Archives of the Diseases of Childhood
98 [2013]: 526–32) showed that C-section was a risk factor overall, but when they controlled for excessive maternal weight it dropped out. Similarly in our ALSPAC study (J. Blustein et al.), nearly all of the risk was in babies born of mothers who already were overweight. There are many potential explanations for this; one is that the overweight mothers already have a depleted microbiota and C-section adds to the problem in the next generation. In Brazil, where in 2009 the C-section rate went above 50 percent, meaning that more than half the 3 million births in that country were by C-section, two studies showed different results. H. A. S. Goldani et al. (“Cesarean delivery is associated with an increased risk of obesity in adulthood in a Brazilian birth cohort study,”
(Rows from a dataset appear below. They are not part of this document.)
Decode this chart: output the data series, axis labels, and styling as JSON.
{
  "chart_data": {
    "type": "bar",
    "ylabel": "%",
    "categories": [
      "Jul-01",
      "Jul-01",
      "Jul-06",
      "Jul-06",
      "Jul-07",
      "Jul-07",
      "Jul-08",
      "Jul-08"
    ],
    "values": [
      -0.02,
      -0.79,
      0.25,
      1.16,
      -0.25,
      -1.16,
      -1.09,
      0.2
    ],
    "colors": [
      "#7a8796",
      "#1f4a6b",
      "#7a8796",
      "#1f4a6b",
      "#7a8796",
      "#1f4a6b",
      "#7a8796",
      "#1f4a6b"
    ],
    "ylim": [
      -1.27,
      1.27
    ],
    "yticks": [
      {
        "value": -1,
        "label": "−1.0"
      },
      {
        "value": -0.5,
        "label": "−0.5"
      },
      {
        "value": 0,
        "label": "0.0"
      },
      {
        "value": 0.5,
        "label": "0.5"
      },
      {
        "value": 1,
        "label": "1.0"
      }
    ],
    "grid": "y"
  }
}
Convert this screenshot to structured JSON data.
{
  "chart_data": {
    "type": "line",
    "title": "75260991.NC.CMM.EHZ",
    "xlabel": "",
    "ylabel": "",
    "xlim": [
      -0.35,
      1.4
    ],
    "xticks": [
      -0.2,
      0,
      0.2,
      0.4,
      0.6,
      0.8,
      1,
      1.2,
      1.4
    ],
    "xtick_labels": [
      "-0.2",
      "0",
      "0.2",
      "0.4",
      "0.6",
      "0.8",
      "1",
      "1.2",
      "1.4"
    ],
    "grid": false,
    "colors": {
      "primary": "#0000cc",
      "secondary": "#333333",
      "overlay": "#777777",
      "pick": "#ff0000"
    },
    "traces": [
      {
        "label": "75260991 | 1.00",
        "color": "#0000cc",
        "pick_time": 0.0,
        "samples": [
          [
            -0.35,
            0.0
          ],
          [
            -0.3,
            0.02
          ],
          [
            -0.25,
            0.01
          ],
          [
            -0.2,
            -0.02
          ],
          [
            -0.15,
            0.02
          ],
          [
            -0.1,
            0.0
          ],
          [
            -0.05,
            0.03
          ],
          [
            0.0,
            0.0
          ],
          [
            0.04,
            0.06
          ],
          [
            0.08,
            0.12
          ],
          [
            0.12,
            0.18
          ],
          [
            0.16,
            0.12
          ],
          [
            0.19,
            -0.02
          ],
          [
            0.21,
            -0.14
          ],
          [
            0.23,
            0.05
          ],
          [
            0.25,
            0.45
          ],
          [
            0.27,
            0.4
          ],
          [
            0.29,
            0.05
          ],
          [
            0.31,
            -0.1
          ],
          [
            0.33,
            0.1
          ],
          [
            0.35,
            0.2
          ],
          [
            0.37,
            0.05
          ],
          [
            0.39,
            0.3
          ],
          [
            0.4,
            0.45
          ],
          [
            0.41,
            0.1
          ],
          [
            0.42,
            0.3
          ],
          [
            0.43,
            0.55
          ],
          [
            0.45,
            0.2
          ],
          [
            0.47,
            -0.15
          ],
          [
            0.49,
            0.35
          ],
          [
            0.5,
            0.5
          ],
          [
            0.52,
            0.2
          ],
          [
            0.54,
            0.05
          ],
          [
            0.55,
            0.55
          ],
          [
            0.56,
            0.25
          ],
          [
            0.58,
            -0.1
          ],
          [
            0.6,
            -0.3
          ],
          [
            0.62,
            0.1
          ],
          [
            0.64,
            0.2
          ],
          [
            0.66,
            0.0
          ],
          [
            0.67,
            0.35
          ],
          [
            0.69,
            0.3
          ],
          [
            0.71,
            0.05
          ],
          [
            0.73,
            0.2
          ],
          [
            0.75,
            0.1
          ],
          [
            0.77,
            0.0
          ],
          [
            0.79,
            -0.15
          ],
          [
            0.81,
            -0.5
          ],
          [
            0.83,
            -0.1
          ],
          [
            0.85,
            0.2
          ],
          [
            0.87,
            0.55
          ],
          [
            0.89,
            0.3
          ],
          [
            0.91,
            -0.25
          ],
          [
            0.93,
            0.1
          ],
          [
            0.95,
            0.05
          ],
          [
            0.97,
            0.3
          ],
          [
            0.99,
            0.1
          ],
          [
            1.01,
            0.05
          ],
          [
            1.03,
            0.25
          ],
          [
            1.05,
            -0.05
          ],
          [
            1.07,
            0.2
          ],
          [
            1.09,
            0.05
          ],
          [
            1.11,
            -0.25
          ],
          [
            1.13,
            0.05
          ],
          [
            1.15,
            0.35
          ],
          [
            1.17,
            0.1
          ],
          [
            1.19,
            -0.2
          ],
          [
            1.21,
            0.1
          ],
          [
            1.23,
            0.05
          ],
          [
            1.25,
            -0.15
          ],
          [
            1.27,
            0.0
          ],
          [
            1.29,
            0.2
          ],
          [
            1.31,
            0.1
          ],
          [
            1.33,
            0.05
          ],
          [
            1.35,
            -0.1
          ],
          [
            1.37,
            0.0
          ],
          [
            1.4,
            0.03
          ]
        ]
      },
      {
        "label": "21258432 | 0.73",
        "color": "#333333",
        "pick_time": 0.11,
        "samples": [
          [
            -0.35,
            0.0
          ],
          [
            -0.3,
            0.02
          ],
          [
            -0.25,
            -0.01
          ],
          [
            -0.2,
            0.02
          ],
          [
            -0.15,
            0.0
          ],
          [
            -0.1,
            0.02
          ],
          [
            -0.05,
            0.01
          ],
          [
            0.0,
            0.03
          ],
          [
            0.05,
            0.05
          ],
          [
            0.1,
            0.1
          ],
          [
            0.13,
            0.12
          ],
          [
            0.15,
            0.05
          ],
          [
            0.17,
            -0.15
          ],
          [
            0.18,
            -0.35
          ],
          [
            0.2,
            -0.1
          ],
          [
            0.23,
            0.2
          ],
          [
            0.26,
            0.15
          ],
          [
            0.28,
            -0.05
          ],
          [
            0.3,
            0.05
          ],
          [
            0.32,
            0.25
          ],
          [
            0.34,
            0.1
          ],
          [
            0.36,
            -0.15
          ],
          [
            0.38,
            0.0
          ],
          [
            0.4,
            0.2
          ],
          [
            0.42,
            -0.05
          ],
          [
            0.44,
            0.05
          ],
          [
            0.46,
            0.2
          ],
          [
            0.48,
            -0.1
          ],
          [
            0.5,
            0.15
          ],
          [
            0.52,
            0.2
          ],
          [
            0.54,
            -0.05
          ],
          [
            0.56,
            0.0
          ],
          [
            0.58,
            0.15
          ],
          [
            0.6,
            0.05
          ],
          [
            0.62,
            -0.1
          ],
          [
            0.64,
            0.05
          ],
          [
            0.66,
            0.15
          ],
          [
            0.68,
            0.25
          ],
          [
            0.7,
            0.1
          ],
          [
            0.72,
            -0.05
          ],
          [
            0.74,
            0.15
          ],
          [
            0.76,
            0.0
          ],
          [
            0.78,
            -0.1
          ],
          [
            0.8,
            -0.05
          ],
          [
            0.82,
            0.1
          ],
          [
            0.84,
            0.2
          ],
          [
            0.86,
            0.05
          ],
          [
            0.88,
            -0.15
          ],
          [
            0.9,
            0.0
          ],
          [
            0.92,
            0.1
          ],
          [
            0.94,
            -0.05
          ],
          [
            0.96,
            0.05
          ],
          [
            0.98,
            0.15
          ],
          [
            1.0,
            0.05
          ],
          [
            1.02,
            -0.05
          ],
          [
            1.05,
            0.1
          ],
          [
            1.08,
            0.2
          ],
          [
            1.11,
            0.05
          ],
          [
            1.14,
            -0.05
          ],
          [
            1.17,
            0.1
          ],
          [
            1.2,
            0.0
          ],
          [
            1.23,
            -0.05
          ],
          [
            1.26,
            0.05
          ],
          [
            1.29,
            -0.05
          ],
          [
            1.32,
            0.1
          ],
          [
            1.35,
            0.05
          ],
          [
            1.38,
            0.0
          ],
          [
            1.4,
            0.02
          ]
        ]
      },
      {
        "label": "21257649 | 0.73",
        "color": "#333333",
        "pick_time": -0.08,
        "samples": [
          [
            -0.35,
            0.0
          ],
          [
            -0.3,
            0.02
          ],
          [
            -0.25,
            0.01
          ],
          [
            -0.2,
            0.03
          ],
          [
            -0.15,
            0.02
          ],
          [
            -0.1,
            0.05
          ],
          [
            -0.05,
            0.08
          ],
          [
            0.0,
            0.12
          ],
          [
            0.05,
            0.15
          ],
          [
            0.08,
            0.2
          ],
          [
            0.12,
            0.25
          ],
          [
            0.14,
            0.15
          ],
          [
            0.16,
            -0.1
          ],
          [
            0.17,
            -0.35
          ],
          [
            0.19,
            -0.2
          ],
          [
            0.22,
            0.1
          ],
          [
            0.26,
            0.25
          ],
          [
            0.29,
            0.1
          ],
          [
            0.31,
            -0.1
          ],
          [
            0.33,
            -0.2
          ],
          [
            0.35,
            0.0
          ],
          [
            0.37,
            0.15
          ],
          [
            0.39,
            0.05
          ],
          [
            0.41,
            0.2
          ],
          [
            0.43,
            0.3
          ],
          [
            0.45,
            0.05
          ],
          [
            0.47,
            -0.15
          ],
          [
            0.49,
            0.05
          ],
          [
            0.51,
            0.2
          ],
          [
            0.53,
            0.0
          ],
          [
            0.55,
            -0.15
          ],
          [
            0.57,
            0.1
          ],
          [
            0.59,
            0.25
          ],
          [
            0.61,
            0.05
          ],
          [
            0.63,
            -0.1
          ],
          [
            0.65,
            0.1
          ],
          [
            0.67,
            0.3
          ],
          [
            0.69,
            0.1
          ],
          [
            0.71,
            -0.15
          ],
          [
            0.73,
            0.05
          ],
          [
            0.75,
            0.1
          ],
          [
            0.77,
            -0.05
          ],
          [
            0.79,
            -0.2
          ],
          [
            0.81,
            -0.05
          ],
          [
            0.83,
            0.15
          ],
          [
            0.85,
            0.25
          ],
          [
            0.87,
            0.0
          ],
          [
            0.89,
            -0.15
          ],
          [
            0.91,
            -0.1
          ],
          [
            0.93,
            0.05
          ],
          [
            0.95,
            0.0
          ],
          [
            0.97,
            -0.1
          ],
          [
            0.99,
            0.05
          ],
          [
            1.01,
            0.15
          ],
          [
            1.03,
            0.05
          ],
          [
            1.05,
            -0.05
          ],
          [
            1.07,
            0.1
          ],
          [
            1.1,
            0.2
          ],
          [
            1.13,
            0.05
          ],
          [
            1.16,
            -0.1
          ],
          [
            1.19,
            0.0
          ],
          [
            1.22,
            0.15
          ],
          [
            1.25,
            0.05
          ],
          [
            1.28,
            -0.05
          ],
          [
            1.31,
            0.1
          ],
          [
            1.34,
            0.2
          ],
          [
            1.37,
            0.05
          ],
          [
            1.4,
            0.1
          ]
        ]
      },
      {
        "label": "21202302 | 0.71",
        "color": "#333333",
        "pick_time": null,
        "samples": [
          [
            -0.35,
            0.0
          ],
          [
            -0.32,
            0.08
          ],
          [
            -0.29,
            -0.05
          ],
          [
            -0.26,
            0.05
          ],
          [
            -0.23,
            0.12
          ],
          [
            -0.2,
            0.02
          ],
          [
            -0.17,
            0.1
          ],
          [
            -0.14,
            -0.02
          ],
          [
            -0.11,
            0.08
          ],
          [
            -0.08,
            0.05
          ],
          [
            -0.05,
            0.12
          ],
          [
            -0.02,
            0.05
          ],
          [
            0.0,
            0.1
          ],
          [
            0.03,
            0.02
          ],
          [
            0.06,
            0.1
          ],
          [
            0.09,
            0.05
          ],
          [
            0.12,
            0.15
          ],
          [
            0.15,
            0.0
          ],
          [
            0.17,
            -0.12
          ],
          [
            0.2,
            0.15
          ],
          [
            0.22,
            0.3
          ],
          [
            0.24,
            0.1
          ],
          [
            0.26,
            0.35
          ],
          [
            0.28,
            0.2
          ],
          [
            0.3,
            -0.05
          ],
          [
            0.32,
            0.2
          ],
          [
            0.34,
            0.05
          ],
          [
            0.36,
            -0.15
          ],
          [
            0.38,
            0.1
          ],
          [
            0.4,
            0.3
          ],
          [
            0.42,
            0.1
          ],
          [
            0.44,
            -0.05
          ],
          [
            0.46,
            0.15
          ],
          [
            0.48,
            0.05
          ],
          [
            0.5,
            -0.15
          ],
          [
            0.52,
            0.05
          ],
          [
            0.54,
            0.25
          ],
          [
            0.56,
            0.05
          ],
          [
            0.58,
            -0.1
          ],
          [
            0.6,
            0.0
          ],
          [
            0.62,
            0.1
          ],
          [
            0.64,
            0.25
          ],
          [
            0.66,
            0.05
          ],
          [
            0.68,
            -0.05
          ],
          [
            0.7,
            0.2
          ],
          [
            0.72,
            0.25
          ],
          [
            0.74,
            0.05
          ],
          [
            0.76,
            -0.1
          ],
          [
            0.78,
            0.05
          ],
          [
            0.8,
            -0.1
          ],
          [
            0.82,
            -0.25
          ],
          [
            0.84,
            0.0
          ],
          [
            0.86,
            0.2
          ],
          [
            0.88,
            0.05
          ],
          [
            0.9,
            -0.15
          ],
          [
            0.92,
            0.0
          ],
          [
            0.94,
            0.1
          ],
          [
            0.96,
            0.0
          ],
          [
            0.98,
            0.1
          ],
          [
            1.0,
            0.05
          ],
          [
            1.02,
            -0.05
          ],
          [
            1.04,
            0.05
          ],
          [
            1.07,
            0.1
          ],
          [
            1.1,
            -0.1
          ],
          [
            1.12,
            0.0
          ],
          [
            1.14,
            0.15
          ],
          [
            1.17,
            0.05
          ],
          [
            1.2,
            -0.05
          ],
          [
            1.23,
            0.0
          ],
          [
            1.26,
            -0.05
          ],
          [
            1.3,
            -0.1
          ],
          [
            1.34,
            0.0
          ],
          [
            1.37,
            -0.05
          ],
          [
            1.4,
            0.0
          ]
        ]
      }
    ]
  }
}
American Journal of Clinical Nutrition
93 [2011]: 1344–47), studying a 1978 birth cohort twenty-three to twenty-five years later, found about a 50 percent increase in obesity in C-section babies that could not be explained by other factors. But F. C. Barros et al. (“Cesarean section and risk of obesity in childhood, adolescence, and early adulthood: evidence from 3 Brazilian birth cohorts,”
American Journal of Clinical Nutrition
95 [2012]: 465–70), studying three later birth cohorts, showed effects in the same direction, but they were not statistically significant. The authors discussed unaccounted confounding factors in their study. However, in a later study by the same authors (B. L. Horta et al., “Birth by Caesarean Section and Prevalence of Risk Factors for Non-Communicable Diseases in Young Adults: A Birth Cohort Study,”
PLOS ONE
8 [2013]: e74301), a follow-up of the 1982 birth cohort to the time of their entrance exam into the army at age eighteen (and with follow-up to age twenty-three), they found that C-section was associated with increased body mass index (BMI), amount of body fat, and also systolic blood pressure.